Lagi, Jasmine menanggapinya dengan senyuman sinis seolah ia tak takut pada pria yang dapat melakukan hal apapun terhadapnya.
"Aku peduli? Tidak! Sama sekali tidak!" Jasmine berteriak. Ia bahkan tak percaya bisa mengatakan hal itu dengan percaya diri, meski pada dasarnya ia tak tahu apa yang harus ia lakukan setelah ini.
"Harusnya kamu bercermin! Tidak malukah setelah apa yang kamu lalukan padaku? Kamu bahkan tak pernah peduli terhadap perasaanku ketika kamu bermesraan dengan wanita lain, brengsek!" dengan kekesalannya yang membuncah, Jasmine memukuli dada Jovial beberapa kali. Para karyawan hanya dapat dergugu melihat pemandangan itu, semakin yakin jika Jovial dan Jasmine memiliki hubungan lebih dari sekedar bos dan sekretarisnya, dan memang seperti itulah kenyataanya.

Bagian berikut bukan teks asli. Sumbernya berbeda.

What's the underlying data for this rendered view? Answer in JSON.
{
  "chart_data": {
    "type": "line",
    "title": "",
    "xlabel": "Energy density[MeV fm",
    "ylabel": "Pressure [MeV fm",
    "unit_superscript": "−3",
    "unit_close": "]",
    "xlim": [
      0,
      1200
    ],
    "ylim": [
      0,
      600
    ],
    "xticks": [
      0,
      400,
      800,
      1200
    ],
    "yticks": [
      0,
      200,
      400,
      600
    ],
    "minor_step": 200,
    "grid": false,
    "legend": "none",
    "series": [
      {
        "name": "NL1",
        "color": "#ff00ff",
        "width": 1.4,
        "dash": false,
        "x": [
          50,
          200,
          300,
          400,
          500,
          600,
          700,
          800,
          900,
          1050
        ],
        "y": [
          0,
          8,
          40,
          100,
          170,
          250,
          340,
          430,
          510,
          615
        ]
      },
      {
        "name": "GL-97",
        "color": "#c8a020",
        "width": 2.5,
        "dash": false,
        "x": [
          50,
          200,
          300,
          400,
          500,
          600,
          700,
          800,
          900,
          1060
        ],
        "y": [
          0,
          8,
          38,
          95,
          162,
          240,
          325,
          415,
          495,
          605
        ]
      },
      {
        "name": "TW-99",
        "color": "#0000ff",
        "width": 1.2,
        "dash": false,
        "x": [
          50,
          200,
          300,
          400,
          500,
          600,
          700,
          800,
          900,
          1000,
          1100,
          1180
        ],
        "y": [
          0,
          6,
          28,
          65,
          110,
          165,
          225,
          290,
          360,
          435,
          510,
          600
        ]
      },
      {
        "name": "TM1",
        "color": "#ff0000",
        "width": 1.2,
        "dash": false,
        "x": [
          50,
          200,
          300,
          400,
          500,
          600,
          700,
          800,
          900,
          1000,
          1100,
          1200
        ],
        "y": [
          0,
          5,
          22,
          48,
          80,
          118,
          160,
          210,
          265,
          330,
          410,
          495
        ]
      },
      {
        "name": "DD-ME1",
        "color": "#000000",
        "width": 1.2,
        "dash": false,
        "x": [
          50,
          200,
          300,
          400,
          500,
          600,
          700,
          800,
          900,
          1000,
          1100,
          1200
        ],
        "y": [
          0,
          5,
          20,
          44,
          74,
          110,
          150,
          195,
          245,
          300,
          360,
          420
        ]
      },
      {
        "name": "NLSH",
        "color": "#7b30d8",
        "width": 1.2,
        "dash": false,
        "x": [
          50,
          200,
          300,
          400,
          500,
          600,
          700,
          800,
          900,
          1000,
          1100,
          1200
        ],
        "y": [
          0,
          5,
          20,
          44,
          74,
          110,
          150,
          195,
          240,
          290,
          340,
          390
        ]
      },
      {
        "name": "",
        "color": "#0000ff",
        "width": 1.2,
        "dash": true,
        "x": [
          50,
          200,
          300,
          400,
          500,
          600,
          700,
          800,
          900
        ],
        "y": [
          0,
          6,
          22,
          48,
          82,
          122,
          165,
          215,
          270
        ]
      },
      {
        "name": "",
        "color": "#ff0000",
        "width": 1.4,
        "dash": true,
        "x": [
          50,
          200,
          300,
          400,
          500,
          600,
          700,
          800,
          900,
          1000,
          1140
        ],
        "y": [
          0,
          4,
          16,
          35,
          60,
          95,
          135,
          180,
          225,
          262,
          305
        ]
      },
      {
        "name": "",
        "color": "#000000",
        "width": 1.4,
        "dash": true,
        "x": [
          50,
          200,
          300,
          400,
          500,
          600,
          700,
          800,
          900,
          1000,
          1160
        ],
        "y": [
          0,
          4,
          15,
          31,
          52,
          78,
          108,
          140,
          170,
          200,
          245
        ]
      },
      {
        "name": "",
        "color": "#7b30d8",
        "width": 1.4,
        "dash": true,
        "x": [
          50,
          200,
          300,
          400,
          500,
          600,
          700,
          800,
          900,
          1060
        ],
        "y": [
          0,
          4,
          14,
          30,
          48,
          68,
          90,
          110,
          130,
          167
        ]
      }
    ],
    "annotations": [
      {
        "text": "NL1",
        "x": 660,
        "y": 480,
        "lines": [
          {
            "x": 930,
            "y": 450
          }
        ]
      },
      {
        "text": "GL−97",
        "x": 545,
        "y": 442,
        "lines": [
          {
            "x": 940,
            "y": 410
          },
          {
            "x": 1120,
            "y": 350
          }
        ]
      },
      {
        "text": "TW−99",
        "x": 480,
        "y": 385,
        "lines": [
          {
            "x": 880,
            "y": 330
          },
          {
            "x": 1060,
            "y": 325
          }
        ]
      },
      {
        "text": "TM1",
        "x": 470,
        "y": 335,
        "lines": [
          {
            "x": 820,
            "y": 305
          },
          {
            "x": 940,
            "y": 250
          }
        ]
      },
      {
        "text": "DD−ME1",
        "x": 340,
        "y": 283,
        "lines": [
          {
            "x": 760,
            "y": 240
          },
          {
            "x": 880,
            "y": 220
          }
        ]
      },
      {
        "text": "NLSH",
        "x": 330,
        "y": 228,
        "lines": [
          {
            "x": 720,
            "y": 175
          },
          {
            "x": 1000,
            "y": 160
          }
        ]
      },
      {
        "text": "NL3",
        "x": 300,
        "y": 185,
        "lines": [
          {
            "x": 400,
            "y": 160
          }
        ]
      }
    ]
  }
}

Jasmine tau, disini masalahnya hanyalah mengenai perasaan. Tapi apakah salah bahwa ia hanya ingin sedikit pengakuan? Atas segala sakit dihatinya yang Jovial torehkan selama ini ketika dirinya sendiri harus berjanji untuk tidak mengumbar mengenai hubungan mereka, dan kini Jasmine tau alasannya. Sebab Jovial memiliki gadis lain selain dirinya.
Tanpa sadar kedua matanya berkaca-kaca mengingat pemandangan pria dihadapannya bermesraan dengan wanita lain kala itu. "Ah, kenapa aku malah terlihat menyedihkan," lirih Jasmine menyeka air matanya cepat.
Jovial hanya menatapnya dalam diam. Cengkramannya pada map yang dipegangnya mengeras.
"Aku tidak menangis! ... Se-setelah ini tidak akan pernah menangis jika itu hanya karena kamu!"
"Pintunya terbuka lebar! Jika kamu ingin mengakhirnya, aku mempersilahkamu." Jovial mengarahkannya pada pintu keluar.
Plakkk...
Sebuah tamparan tak terhindarkan mendarat tepat dipipi kiri Jovial. Tatapannya bertemu dengan mata Jasmine yang mengilatkan kemarahan. Gadis itu benar-benar kecewa padanya.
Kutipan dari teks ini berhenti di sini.